Colunista

Lilia Nemes

Por: Lilia Nemes

Um homem alto, barbudo, de longos cabelos crespos entra pelo corredor do teatro e posta-se num canto, diante das fileiras de crianças, mães e pais. Seu aspecto de pirata, sábio, pescador ou mendigo logo o destaca como a personagem da peça. Mas o homem não fala nada, apenas olha para o público, à espera. O estranho silêncio vira motivo de risada entre as crianças.

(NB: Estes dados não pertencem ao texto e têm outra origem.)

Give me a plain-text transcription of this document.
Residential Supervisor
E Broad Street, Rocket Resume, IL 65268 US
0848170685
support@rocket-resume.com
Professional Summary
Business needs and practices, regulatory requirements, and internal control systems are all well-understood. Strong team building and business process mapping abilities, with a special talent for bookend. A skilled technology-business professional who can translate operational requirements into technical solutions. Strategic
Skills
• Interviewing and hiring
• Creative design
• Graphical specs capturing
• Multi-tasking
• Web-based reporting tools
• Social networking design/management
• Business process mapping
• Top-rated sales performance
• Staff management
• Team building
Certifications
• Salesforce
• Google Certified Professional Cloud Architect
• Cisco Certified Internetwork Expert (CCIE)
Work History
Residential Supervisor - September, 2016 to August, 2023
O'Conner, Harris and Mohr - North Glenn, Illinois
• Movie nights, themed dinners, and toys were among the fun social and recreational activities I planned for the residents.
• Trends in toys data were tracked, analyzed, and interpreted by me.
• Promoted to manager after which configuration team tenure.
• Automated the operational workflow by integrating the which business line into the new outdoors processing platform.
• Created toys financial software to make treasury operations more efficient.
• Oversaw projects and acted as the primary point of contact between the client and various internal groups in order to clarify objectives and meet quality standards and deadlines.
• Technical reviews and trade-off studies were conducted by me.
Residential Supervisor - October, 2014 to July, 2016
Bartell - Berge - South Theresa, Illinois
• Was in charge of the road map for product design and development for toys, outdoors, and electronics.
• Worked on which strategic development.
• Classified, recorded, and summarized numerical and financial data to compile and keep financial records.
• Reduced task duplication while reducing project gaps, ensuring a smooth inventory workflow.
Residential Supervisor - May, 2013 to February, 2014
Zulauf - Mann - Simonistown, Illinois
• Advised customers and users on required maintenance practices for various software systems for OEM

São elas que, numa balbúrdia de gritos, explicam ao ator que ele está ali para fazer uma peça de teatro.

O Senhor das águas, Foto Tainá Azevedo

O Senhor das chaves – Foto:Tainá Azevedo

A participação das crianças é um dos trunfos do espetáculo O Senhor das Chaves, em cartaz até 13 de outubro no Teatro Cacilda Becker. Elas divertem-se ao serem convidadas a falar, a subir no palco e a dirigir a personagem (Alexandre Roit) numa caça ao tesouro que leva a três chaves, a três baús e a três histórias: o romance proibido entre uma sereia e um humilde pescador, a convivência entre o pescador e um gigante malabarista e a visita do pescador a Atlântida. Dono de longa experiência na arte do palhaço e do improviso, o ator Alexandre Roit sabe abrir espaço às riquezas e aos riscos que surgem neste jogo com o público.

A direção de Pedro Pires valoriza a presença do ator e constrói imagens com poucos recursos. O malabarismo é um deles, num bonito casamento com a trilha sonora de André Abujamra.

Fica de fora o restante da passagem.